@5 「塞いだ心」
「鬱病だったのに、拾ってくれた」と依緒は言った。公園のベンチで座りながらコンビニで買ったプリンを食べている。
「拾ったんじゃないさ。おまえが紛れ込んできたんだ。それにお前の鬱病は殆ど治っていたし、抗うつ薬の副作用でちょっとした幼児化が発症しているだけだった」
「だから、殺しには関係ないから、事務所に私を置いてくれている」
筒井は黙った。
「“手足がない奴は殺人を犯せない”。精神病を患っているけれども “手足がある私は殺人を犯せる”。そういう考え方じゃないの」
筒井は笑った。笑って依緒を見た。
「やっぱり言葉足らずだ」と筒井は言った。「人を殺すことに道具はいらない。野暮な話をするようだが、許してくれ。誰かがな、ああ、誰かがな、この世に神がいると誰かが暗示させた。少なくとも人間は、神に近い存在になりたいかと問われれば、誰もがイエスという回答をする。それが人情だ。だから俺たちは“死こそが神に近づける唯一の方法”という暗示を示せばいい。それだけで俺たち以外の存在が、限りなく〇に近い状態になる」
依緒は唖然とした様相で、彼のその一貫とした無表情を見つめている。少なくとも彼女のその頭の中で、その物事に関する整理はついていなかった。ついで、暗示という言葉の意味も分からなかった。
「潰し合うの?」と依緒が言った。少々まごついている。
「違う、あくまで俺たちは傍観者だ。馬鹿な奴らはそれだけ残せば死んでいってくれる」
「分からない」
「知的に考えなくていい。なんでも、明快にそして単純に考えていけば、誰もがたどり着ける。最も利己的で知性的な結果に。俺たちがどんなに力が弱くとも、彼らはそれを知らずに死んでいってくれる。一番理想的な終わり方なんだ」
依緒は退屈そうに足をぶらつかせる。表情は無であったが、彼女の心は完全に暗闇に吸い込まれているようだった。
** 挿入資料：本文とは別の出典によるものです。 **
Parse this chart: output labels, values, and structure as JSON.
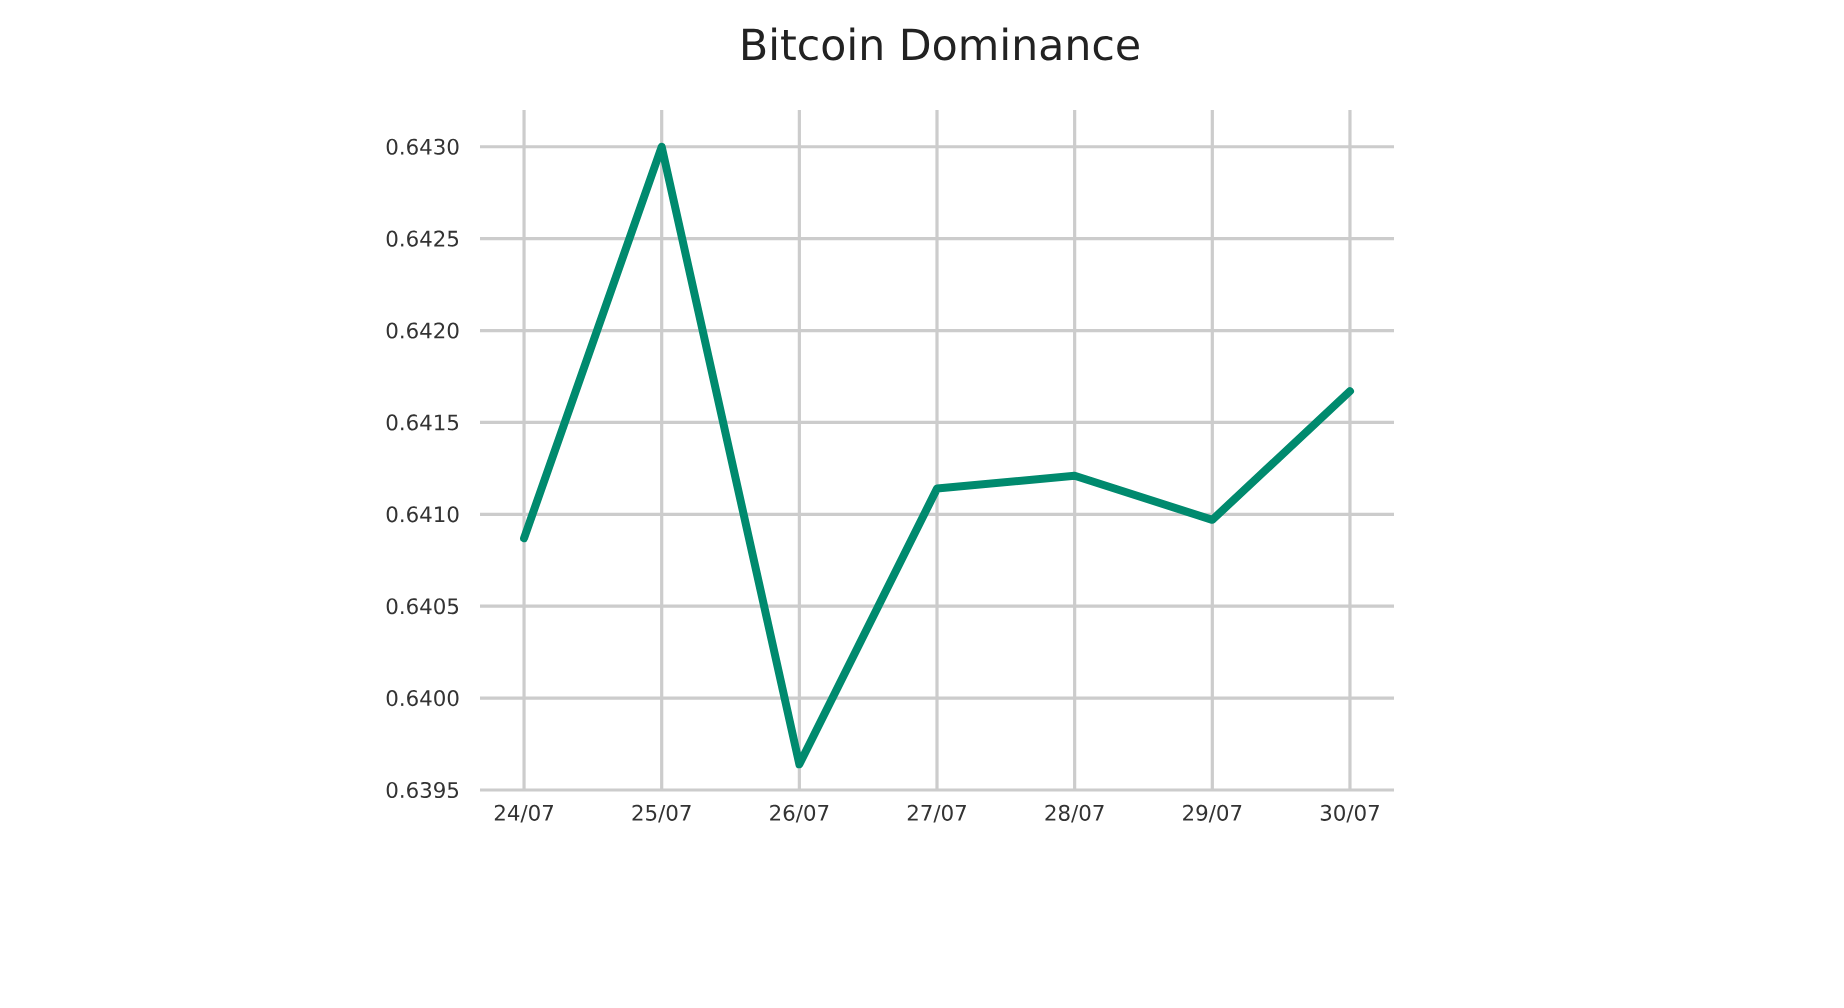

「なんにせよ、お前はお前でいい。死ぬまではお前のままでいい。あまり余計なことは考えるな。考えると頭が痛くなるだろう。それは頭が思い出したくないことを思い出させるぞと言っている警告なんだ。なんでも無理やりやろうとすると、壊れっていうものが生じてしまうからな」
筒井は思い出したように、ジーンズのポケットからチョコレートのが入ったケースを取ると、依緒に黙ってそれの中身を差し出した。彼女は夜の暗さに隠れたチョコをその手から受けとる。それから平然と口に投げ入れそれを食べた。
「甘い」と彼女は頬を押さえて言った。笑顔だった。
「甘いだろ。チョコは甘い。そんなの考えるに至らないんだ。チョコはチョコ。甘いは甘い。お前はお前。そういった事柄に理由なんているか?」
依緒は答えない。チョコの甘さに身を浸らせているためか、その目は穏やかな曲線を描いて閉じられている。
「ありがとう」と依緒は言った。
「どういたしまして」と筒井は言った。